The local stock barometer returned to the doldrums on Wednesday as the delayed US Senate voting on healthcare reforms and a series of global cyberattacks spooked regional markets.
The main-share Philippine Stock Exchange index (PSEi) lost 19.19 points or 0.24 percent to close at 7,857.18, tracking sluggish regional markets.
The delayed vote on the proposed healthcare legislation created jitters on US president Donald Trump’s capability to pursue his reform agenda.
At the local market, the day’s decline was led by the financial, industrial, services and property counters.
On the other hand, the holding firm and mining/oil counters gained.
“Philippine markets fell below Tuesday’s closing along with US stocks’ decline as tech shares declined and oil prices reversed gains,” said Luis Gerardo Limlingan, managing director at Regina Capital Development.
Value turnover for the day amounted to P6.64 billion. There were 104 decliners that edged out 88 advancers while 50 stocks were unchanged.
Foreign investors were net sellers for the day, resulting in a net outflow of P198.74 million.
The PSEi was weighed down most by Metrobank, which lost 1.59 percent while Ayala Land, Ayala Corp., SM Prime, BDO, SM Investments, ICTSI, URC, Globe Telecom and Meralco also declined.
Outside of the PSEi, Bloomberry (-0.55 percent) slipped in relatively heavy volume.

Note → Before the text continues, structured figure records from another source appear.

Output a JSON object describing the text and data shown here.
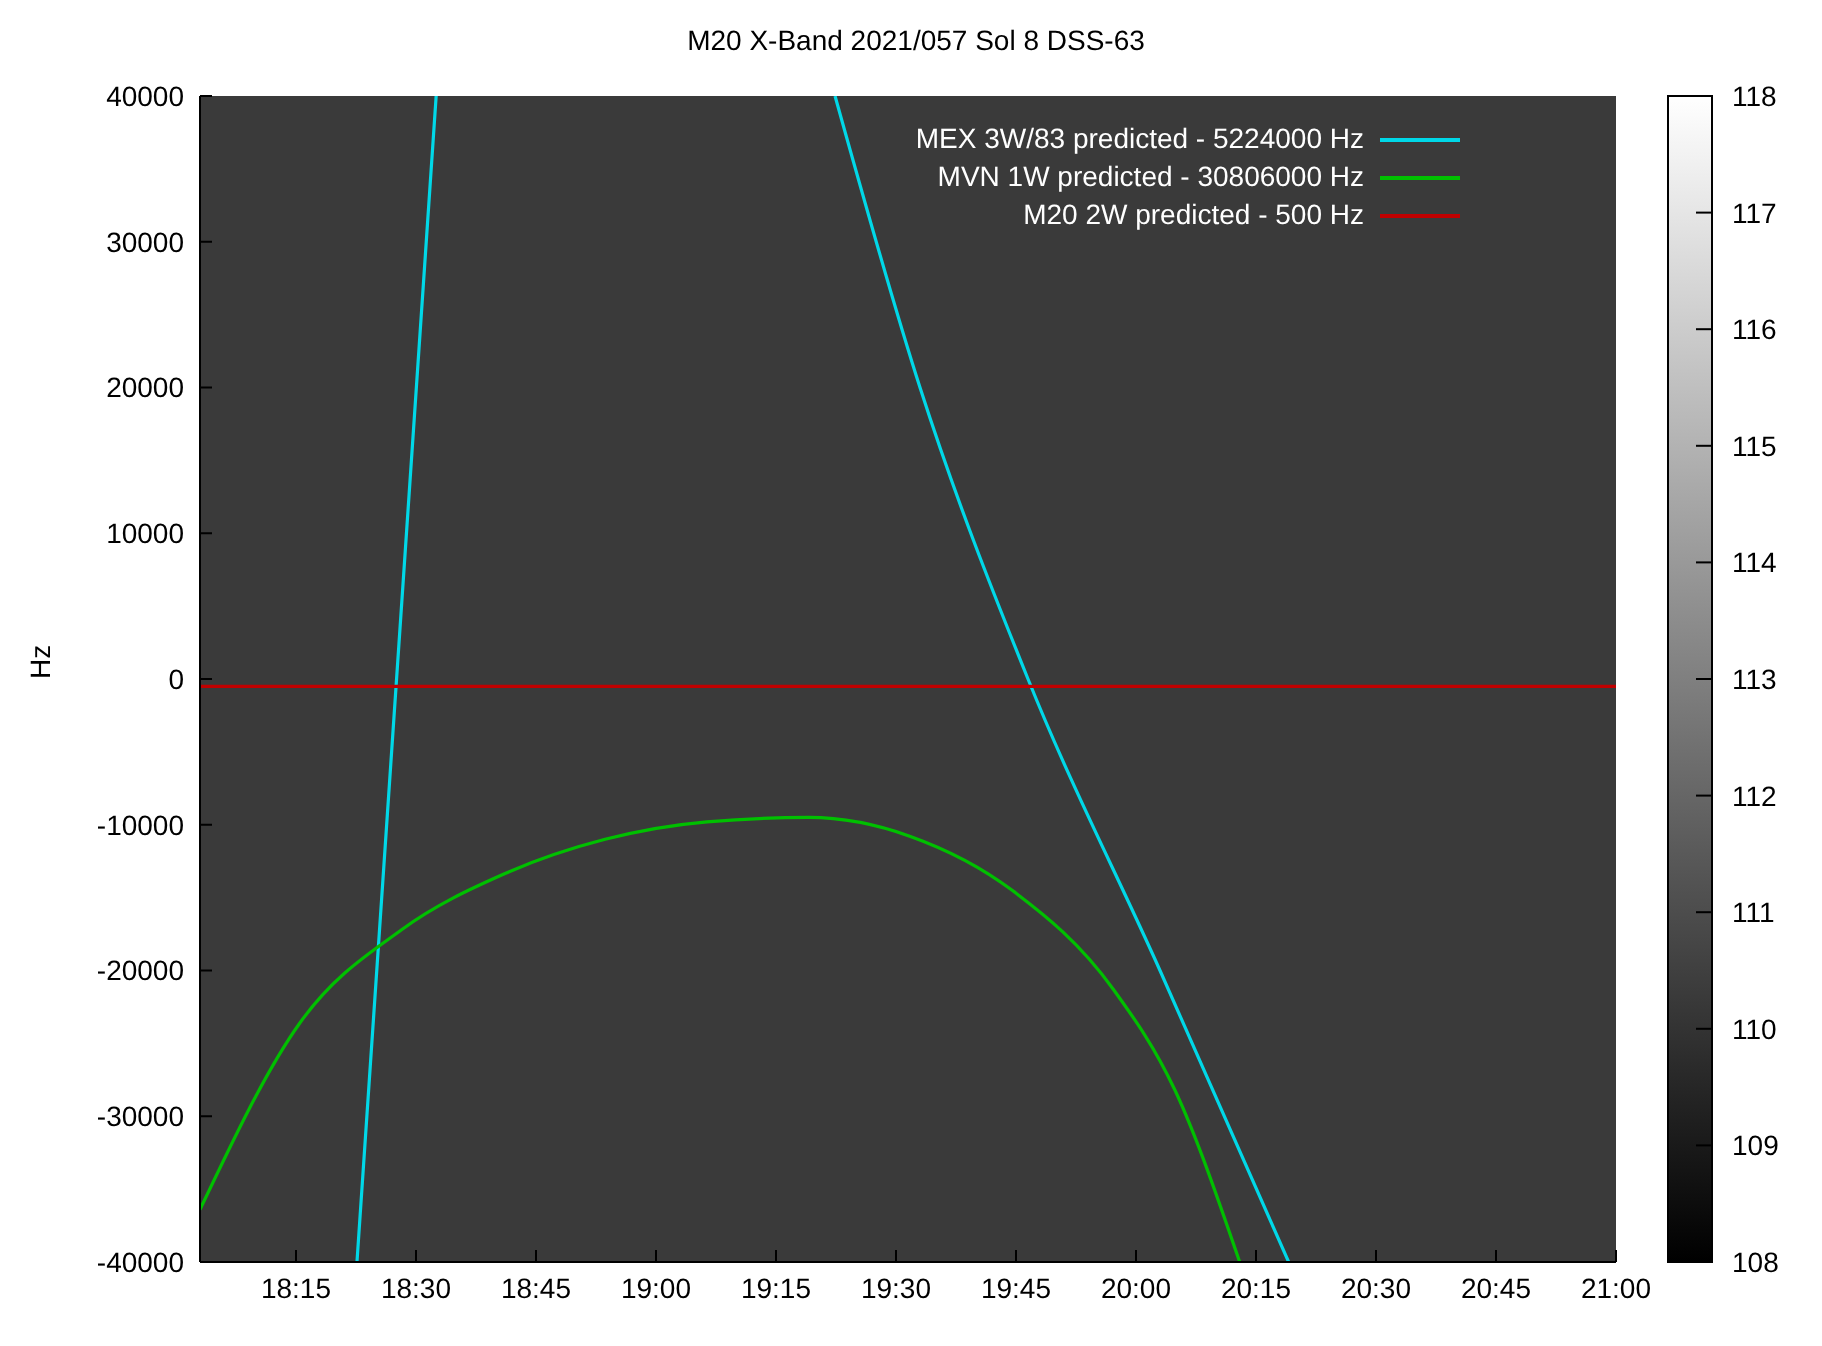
{
  "chart_data": {
    "type": "line",
    "title": "M20 X-Band 2021/057 Sol 8 DSS-63",
    "ylabel": "Hz",
    "xlim": [
      18.05,
      21
    ],
    "xticks": [
      {
        "value": 18.25,
        "label": "18:15"
      },
      {
        "value": 18.5,
        "label": "18:30"
      },
      {
        "value": 18.75,
        "label": "18:45"
      },
      {
        "value": 19,
        "label": "19:00"
      },
      {
        "value": 19.25,
        "label": "19:15"
      },
      {
        "value": 19.5,
        "label": "19:30"
      },
      {
        "value": 19.75,
        "label": "19:45"
      },
      {
        "value": 20,
        "label": "20:00"
      },
      {
        "value": 20.25,
        "label": "20:15"
      },
      {
        "value": 20.5,
        "label": "20:30"
      },
      {
        "value": 20.75,
        "label": "20:45"
      },
      {
        "value": 21,
        "label": "21:00"
      }
    ],
    "ylim": [
      -40000,
      40000
    ],
    "yticks": [
      -40000,
      -30000,
      -20000,
      -10000,
      0,
      10000,
      20000,
      30000,
      40000
    ],
    "clim": [
      108,
      118
    ],
    "cticks": [
      108,
      109,
      110,
      111,
      112,
      113,
      114,
      115,
      116,
      117,
      118
    ],
    "legend": "top right",
    "series": [
      {
        "name": "MEX 3W/83 predicted - 5224000 Hz",
        "color": "#00d8e8",
        "x": [
          18.377,
          18.542,
          18.9,
          19.373,
          19.55,
          19.775,
          20.05,
          20.318
        ],
        "values": [
          -40000,
          40000,
          null,
          40000,
          20000,
          0,
          -20000,
          -40000
        ]
      },
      {
        "name": "MVN 1W predicted - 30806000 Hz",
        "color": "#00c000",
        "x": [
          18.05,
          18.258,
          18.47,
          18.682,
          18.894,
          19.106,
          19.318,
          19.53,
          19.742,
          19.953,
          20.081,
          20.216
        ],
        "values": [
          -36400,
          -23600,
          -17200,
          -13400,
          -11000,
          -9800,
          -9500,
          -10800,
          -14500,
          -21300,
          -28200,
          -40000
        ]
      },
      {
        "name": "M20 2W predicted - 500 Hz",
        "color": "#c00000",
        "x": [
          18.05,
          21
        ],
        "values": [
          -500,
          -500
        ]
      }
    ]
  }
}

Meanwhile, JG Summit bucked the day’s downturn, rising by 1.58 percent.
The industrial conglomerate will start its petrochemical expansion project this year.
Infrastructure holding firm Metro Pacific likewise gained 1.11 percent.
GT Capital and BPI also firmed up.
Meanwhile, investors scouted for buying opportunities outside of the PSEi roster.
SSI Group gained 5.91 percent while Melco Resorts rose by 2.46 percent.
Newly listed Eagle Cement was up by 0.62 percent.